Still, some genuine supporters of Palestinian rights may argue, it is much easier to continue to target settlement products with boycott as there is a consensus of sorts on the illegality of the settlements, whereas the same cannot be said about other Israeli injustices that may motivate a more comprehensive boycott, as urged in the Palestinian BDS Call and called for in the final declaration of the recently launched Bilbao Initiative of civil society in support of justice in Palestine. Even if one were to accept this pragmatic argument, the fact that Israel has failed to distinguish between settlement products and other Israeli products should justify -– at a tactical level — advocating a boycott of all Israeli products and services at least until Israel adequately complies with the EU requirement of labelling settlement products clearly and accurately.

Politically speaking, though, and even if distinguishing between produce of settlements and produce of Israel were possible, activists who on principle – rather than out of convenience – advocate a boycott of only the former may indicate that they themselves are merely objecting to the Israeli military occupation and colonization of 1967 and have no problem whatsoever with Israel as a state that practices apartheid, or institutionalized racial discrimination, against its own "non-Jewish" citizens and that denies Palestinian refugee rights, sanctioned by the UN. Even if we ignore those other grave injustices committed by Israel, and irrespective of what solution to this entire oppression any of us may uphold, one cannot but recognize the inherent flaws in this argument.
 
When a state X occupies another "state" Y and persistently violates UN resolutions calling for an end to this occupation, the international community often punishes X and not some manifestation of X’s occupation!
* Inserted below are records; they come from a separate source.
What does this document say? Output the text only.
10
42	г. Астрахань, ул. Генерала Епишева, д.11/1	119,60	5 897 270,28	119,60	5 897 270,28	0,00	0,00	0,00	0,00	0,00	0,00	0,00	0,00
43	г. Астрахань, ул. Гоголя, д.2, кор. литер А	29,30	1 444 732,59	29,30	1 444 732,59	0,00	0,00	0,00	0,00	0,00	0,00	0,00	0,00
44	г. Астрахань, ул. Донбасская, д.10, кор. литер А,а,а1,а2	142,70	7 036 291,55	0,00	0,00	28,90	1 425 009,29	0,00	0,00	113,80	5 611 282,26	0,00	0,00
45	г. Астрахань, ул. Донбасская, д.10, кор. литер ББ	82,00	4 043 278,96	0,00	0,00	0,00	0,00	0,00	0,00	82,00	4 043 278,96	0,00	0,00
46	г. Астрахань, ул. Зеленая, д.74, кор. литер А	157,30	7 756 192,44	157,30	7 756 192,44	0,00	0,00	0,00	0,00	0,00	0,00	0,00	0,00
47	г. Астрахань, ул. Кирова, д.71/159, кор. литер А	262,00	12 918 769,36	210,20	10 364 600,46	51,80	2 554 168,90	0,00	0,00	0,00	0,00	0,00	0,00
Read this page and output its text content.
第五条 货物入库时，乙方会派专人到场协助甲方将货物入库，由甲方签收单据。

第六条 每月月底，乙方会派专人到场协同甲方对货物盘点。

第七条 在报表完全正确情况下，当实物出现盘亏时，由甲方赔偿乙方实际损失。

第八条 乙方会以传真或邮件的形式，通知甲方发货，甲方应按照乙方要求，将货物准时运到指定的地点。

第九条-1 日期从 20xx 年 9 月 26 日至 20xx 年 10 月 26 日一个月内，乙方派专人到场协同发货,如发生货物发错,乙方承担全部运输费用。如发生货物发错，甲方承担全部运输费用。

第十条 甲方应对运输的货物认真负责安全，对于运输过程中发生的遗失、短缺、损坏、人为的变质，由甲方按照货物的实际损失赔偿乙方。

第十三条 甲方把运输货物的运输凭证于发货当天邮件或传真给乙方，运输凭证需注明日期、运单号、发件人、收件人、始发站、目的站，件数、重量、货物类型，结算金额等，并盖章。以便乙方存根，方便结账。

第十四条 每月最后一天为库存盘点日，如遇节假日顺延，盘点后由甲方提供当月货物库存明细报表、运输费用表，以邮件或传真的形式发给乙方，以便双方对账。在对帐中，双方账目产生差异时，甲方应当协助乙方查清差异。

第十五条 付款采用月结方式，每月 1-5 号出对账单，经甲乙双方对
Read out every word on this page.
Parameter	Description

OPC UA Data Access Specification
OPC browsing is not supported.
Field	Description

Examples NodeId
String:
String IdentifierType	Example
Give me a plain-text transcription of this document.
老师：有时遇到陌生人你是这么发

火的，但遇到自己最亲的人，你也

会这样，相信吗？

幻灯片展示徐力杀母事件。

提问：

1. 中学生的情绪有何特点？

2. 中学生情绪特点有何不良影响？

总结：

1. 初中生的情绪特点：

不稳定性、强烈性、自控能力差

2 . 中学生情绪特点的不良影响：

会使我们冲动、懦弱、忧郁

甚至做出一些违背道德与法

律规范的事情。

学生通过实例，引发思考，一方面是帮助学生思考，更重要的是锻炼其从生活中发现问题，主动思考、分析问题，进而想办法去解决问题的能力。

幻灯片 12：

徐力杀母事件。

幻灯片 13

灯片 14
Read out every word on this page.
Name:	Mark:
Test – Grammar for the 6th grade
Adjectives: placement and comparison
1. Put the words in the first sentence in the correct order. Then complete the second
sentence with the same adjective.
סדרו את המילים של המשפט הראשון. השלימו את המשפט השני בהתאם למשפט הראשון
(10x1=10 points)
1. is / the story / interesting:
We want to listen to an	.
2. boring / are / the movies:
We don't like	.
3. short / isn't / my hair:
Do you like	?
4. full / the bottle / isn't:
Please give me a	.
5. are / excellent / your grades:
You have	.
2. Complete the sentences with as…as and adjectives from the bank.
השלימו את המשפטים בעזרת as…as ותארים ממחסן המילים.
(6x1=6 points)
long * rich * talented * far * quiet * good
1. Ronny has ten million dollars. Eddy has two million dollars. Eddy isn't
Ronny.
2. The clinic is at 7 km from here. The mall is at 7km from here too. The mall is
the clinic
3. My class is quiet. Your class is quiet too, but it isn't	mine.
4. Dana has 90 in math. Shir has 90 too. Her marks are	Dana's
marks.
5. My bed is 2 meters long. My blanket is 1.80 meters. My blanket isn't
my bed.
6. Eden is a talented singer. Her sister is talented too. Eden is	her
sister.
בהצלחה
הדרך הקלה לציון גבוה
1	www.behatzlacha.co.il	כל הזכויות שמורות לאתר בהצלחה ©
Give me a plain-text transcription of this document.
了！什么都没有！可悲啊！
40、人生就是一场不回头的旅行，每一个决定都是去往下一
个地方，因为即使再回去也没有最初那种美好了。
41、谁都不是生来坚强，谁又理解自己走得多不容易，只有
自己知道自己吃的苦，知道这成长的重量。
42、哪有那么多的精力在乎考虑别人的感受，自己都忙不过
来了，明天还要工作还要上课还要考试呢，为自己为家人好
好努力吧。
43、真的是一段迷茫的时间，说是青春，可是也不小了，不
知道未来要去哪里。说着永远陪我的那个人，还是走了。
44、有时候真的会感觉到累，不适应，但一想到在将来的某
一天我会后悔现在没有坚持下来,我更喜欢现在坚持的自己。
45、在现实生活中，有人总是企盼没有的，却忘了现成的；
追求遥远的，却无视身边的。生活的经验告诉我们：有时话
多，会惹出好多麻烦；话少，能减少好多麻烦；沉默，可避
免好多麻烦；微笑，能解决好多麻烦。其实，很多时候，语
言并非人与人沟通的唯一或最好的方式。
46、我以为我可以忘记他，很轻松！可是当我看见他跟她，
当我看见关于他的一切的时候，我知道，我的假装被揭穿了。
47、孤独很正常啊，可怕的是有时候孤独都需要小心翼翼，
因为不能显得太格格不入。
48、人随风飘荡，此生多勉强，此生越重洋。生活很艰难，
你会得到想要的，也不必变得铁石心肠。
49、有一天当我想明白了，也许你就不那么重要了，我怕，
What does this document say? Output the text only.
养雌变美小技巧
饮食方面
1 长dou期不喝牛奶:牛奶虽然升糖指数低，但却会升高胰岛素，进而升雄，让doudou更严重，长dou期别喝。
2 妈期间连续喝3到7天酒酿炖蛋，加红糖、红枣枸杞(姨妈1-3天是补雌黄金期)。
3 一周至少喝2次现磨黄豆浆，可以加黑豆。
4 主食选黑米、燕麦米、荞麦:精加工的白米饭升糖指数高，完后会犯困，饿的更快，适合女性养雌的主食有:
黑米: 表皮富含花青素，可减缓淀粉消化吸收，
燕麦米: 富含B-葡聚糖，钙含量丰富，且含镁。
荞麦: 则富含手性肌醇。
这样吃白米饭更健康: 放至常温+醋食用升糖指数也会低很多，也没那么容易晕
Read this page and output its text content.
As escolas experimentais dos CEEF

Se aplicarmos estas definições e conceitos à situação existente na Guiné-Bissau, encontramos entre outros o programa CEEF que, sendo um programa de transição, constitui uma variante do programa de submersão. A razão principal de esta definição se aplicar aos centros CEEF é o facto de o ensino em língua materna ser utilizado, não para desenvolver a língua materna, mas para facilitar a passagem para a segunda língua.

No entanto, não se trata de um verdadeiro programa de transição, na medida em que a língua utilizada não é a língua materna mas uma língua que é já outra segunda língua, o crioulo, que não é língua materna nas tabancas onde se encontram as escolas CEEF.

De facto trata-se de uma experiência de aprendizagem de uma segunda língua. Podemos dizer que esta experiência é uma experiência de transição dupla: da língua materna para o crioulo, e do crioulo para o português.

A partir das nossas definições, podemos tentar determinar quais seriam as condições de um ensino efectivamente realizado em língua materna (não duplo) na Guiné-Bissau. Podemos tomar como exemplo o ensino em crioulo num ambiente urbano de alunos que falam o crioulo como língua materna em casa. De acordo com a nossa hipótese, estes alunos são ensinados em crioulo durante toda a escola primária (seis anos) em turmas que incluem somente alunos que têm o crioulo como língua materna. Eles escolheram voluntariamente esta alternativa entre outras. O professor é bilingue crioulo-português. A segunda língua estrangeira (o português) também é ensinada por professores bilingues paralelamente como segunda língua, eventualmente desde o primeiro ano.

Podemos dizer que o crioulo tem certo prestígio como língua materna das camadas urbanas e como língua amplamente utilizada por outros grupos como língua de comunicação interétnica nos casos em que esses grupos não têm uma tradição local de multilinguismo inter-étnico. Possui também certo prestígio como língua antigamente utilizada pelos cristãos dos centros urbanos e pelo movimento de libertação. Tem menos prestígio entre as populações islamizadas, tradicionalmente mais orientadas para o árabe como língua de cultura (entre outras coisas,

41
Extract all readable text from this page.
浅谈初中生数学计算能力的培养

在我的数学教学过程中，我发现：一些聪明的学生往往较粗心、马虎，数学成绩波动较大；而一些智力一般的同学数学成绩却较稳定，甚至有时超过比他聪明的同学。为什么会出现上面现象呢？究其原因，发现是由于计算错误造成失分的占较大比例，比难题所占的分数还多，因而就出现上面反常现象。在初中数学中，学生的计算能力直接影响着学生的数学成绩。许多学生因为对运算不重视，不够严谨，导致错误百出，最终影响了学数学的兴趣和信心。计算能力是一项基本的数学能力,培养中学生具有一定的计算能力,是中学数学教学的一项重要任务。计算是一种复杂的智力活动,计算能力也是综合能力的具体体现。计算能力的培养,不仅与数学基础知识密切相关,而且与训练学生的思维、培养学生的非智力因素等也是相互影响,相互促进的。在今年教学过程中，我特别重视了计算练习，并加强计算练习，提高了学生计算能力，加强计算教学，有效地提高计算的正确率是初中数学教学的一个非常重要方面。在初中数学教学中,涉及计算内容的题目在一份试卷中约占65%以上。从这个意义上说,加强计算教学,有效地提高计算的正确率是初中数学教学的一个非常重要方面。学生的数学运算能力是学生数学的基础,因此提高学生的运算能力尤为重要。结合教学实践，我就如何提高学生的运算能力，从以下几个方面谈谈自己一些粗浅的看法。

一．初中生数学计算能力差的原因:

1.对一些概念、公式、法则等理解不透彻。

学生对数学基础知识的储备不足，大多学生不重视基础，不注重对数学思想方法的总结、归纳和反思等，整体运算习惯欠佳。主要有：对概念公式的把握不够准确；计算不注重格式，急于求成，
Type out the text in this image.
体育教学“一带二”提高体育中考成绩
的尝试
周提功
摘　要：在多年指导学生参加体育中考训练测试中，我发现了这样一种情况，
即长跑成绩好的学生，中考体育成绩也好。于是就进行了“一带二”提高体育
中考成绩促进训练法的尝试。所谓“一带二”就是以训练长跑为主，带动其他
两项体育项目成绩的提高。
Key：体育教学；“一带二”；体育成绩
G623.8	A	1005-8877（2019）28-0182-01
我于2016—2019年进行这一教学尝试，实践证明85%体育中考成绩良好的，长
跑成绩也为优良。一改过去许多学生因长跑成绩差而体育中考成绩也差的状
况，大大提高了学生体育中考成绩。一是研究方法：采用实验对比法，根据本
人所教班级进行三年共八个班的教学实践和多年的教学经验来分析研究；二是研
Governments aside, international civil society organizations have repeatedly boycotted entire states implicated in prolonged belligerent occupation, apartheid or other severe human rights violations, and not just parts of those states. Was there ever a movement calling for boycotting the bantustans alone in South Africa? Are there calls for boycotting only the Sudanese army and government officials present in Darfur today? Did any of the free-Tibet activists ever call for boycotting only those Chinese products made in Tibet?

Forgetting for the moment the fact that it was born out of ethnic cleansing and the destruction of the indigenous Palestinian society, Israel is the state that built and is fully responsible for maintaining the illegal Jewish colonies. Why should anyone punish the settlements and not Israel? This hardly makes any sense, politically speaking. Despite their noble intentions, people of conscience supporting peace and justice in Palestine who accept this distinction are effectively accommodating Israeli exceptionalism, or Israel’s status as a state above the law.

Finally, and most crucially, there is a moral problem that must be addressed in this approach. Ignoring Israel’s denial of refugee rights and its own system of racial discrimination against its “non-Jewish” citizens, the two other fundamental injustices listed in the BDS Call, is tantamount to accepting these two grave — certainly not any less evil — violations of human rights and international law as a given, or something that "we can live with." Well, we cannot. Why should European civil society that fought apartheid in South Africa accept apartheid in Israel as normal, tolerable or unquestionable? Holocaust guilt cannot morally justify European complicity in prolonging the suffering, bloodshed and decades-old injustice that Israel has visited upon Palestinians and Arabs in general, using the Nazi genocide as pretext.

This whole paradigm needs to be challenged, not accepted as common wisdom. 
 
Therefore, wherever necessary in a particular context, advocating a boycott of settlement produce should be only a first, relatively easier, step towards a full boycott of all Israeli products. It cannot be the final goal of activists fighting Israeli apartheid.

-Omar Barghouti is a founding member of the Palestinian Boycott, Divestment and Sanctions (BDS) campaign www.BDSmovement.net. He contributed this article to PalestineChronicle.com.